Szatyn głaszcze mnie po policzku.
-Będę tęsknił.
-Ja też.
-Wywołują twój lot. - Mówi nie spuszczając ze mnie oczu. - Idź, już czas. Musisz jeszcze przejść z bagażem przez bramki.
Kiwam głową.
-Uciekaj Rosi, nim się rozmyślę i zamknę cię w mojej szafie.
Uśmiecham się, po czym stając na palcach, całuję go w policzek.
-Do widzenia Dylanie.
-Do zobaczenia kochanie.
Biorę w dłonie bagaż i nie oglądając się za siebie, ruszam do przodu.
Postanowiłam wrócić do domu. Nie potrafię przewidzieć co przyniesie jutro, ale chcę spróbować.
Chce dać nam szanse.
Co prawda, nie wybaczyłam jeszcze do końca Willowi i na pewno długa przed nami droga. Ale czuję, że czas rozpocząć nowy rozdział.

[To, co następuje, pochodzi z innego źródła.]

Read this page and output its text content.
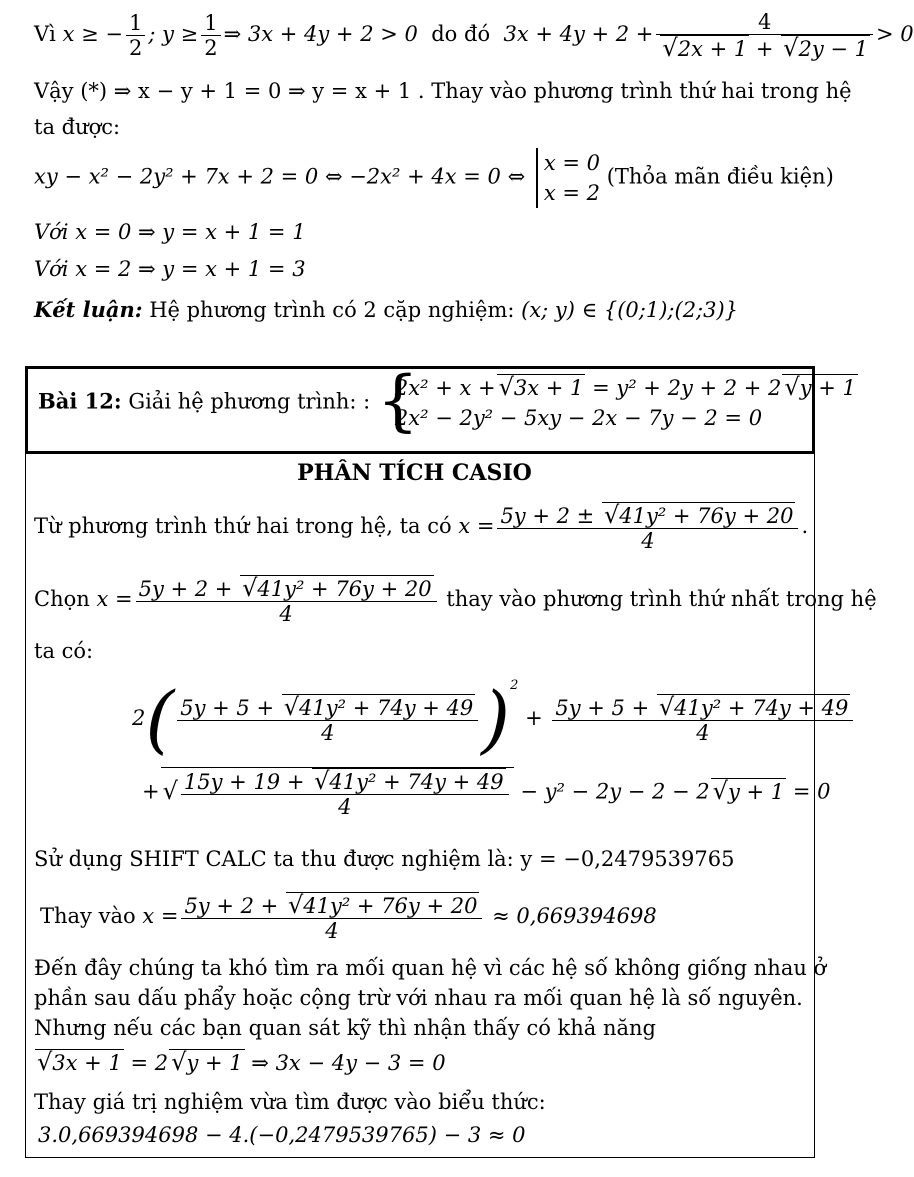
Vì x ≥ − $\frac{1}{2}$ ; $y \ge \frac{1}{2}$ ⇒ 3x + 4y + 2 > 0 do đó 3x + 4y + 2 + 4
√ 2x + 1 + √ 2y − 1 > 0
Vậy (*) ⇒ x − y + 1 = 0 ⇒ y = x + 1 . Thay vào phương trình thứ hai trong hệ
ta được:
xy − x² − 2y² + 7x + 2 = 0 ⇔ −2x² + 4x = 0 ⇔
x = 0
x = 2
(Thỏa mãn điều kiện)
Với x = 0 ⇒ y = x + 1 = 1
Với x = 2 ⇒ y = x + 1 = 3
Kết luận: Hệ phương trình có 2 cặp nghiệm: (x; y) ∈ {(0;1);(2;3)}
Bài 12: Giải hệ phương trình: :
{ 2x² + x +√ 3x + 1 = y² + 2y + 2 + 2√ y + 1
2x² − 2y² − 5xy − 2x − 7y − 2 = 0
PHÂN TÍCH CASIO
Từ phương trình thứ hai trong hệ, ta có $x = \frac{\text{5y + 2 ± √ 41y² + 76y + 20}}{4}$ .
Chọn $x = \frac{\text{5y + 2 + √ 41y² + 76y + 20}}{4}$ thay vào phương trình thứ nhất trong hệ
ta có:
$2( \frac{\text{5y + 5 + √ 41y² + 74y + 49}}{4} )^2 + \frac{\text{5y + 5 + √ 41y² + 74y + 49}}{4}$
+
√ $\frac{\text{15y + 19 + √ 41y² + 74y + 49}}{4} - y^2 - 2y - 2 - 2√$ y + 1 = 0
Sử dụng SHIFT CALC ta thu được nghiệm là: y = −0,2479539765
Thay vào $x = \frac{\text{5y + 2 + √ 41y² + 76y + 20}}{4} \approx 0,669394698$
Đến đây chúng ta khó tìm ra mối quan hệ vì các hệ số không giống nhau ở
phần sau dấu phẩy hoặc cộng trừ với nhau ra mối quan hệ là số nguyên.
Nhưng nếu các bạn quan sát kỹ thì nhận thấy có khả năng
√ 3x + 1 = 2√ y + 1 ⇒ 3x − 4y − 3 = 0
Thay giá trị nghiệm vừa tìm được vào biểu thức:
3.0,669394698 − 4.(−0,2479539765) − 3 ≈ 0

Tak, czas rozpocząć nowy rozdział.

~by Kamcioszeek
_______________________
Przed wami jeszcze epilog.
Chcę z całego serca podziękować wam wszystkim.
Za to, że jesteście i czytacie.
Za każdą gwiazdkę (NMD - 5,75 tys, NMK - 3,77 tys.).
Za wszystkie wyświetlenia (NMD - 73,2 tys, NMK 37,2 tys.).
Za wszystkie komentarze, które znaczą dla mnie najwięcej. Dzięki którym mogłam wyłapać błędy, pośmiać się, po żartować, znaleźć pomysły, chęć na pisanie, a nawet płakać ze wzruszenia.
Jesteście niesamowici. Każdy z was. Kocham was ❤.
Nie potrafię opisać jak ogromne czuję szczęście, że jesteście !
Teraz muszę usiąść nad trzecią częścią i mieć nadzieję, że nic nie zwalę.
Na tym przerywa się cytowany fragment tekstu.